Catalogue 114 – Art & Design is now available from Ken Spelman Books Ltd. The list contains acquisitions of rare books from the 18th century onwards.
Horace Walpole’s Anecdotes of Painting in England is available for £320.00. The work is a fourth edition and is presented in five volumes. As is noted in the catalogue the work has incidental notes on other arts and these were collected by Mr. George Vertue which Walpole published from the original manuscripts. Although Vertue published several volumes on various artistic subjects during his lifetime, the text within Anecdotes was not seen in print until after his death.
A treatise bound in the original blind stamped green cloth with gilt title lettering enclosed by a floral wreath on the upper cover entitled The Art of Flower Painting, in easy lessons; with directions for preparing the tints, and examples of each subject in vari ousstages, drawn and coloured from nature by James Andrews is available priced at £850.00. Andrews writes: “In compliance with the wishes of my numerous pupils and patrons, I have been induced to publish a new and improved series of my Lessons in Flower Painting. In this work I have introduced the use of Indian ink instead of the neutral tint for laying down the first shadows... I have likewise endeavoured to give more variety, and to increase the utility of the work by a new and choice selection of examples.”
Translated from French by John Spanton is M. E. Chevruel’s work, The Laws of Contrast of Colour; and their application to the arts of painting, decoration of buildings, mosaic work, tapestry and carpet weaving, calico printing, dress, paper staining, printing, illumination, landscape, and flower gardening, &c. Originally printed in colour in 1859 in two separate editions - this one, with coloured plates by Edmund Evans, which have ten or more colours and are said to rival the best chromolithography. This work established Evans as London’s foremost commercial printer and engraver of his time. The work is for sale at £495.00.

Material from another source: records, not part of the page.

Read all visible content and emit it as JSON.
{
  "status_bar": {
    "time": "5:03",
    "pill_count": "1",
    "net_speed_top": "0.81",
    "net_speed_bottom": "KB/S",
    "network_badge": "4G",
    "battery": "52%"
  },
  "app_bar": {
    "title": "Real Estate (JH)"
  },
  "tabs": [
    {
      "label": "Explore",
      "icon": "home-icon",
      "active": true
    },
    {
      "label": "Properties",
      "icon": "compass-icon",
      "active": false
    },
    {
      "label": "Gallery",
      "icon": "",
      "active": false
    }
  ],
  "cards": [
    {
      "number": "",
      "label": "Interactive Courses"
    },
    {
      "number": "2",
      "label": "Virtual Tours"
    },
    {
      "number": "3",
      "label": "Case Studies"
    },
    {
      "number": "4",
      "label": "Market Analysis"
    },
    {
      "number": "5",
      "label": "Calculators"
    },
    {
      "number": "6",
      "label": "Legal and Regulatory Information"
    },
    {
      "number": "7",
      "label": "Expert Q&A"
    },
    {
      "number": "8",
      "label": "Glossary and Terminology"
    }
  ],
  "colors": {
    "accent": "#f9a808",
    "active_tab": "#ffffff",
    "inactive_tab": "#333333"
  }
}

Advertised at £295 is Ralph Wedgwood’s ‘Patent Manifold Writer’. This was used for copying letters, invoices, despatches, etc., either in duplicate or triplicate. This has the original metal plate. The item lacks the stylus, and the book of carbonic-ink paper. However, contained within the original black morocco folder are instructions printed on glazed green paper on the inner cover, and the large title label on similar paper on the inner rear cover. Circa 1806 Wedgwood had patented a crude form of carbon paper. The Wedgwood Patent Manifold Writer was patented in 1806 and initially intended as a means of helping blind people to write. But it was very quickly adapted for business use, and similar systems that were sold from 1806 until around the end of the 19th century enabled users to retain a copy of outgoing letters made with this carbon paper. Mark Twain wrote some of his stories on Manifold Writers in the early 1870s.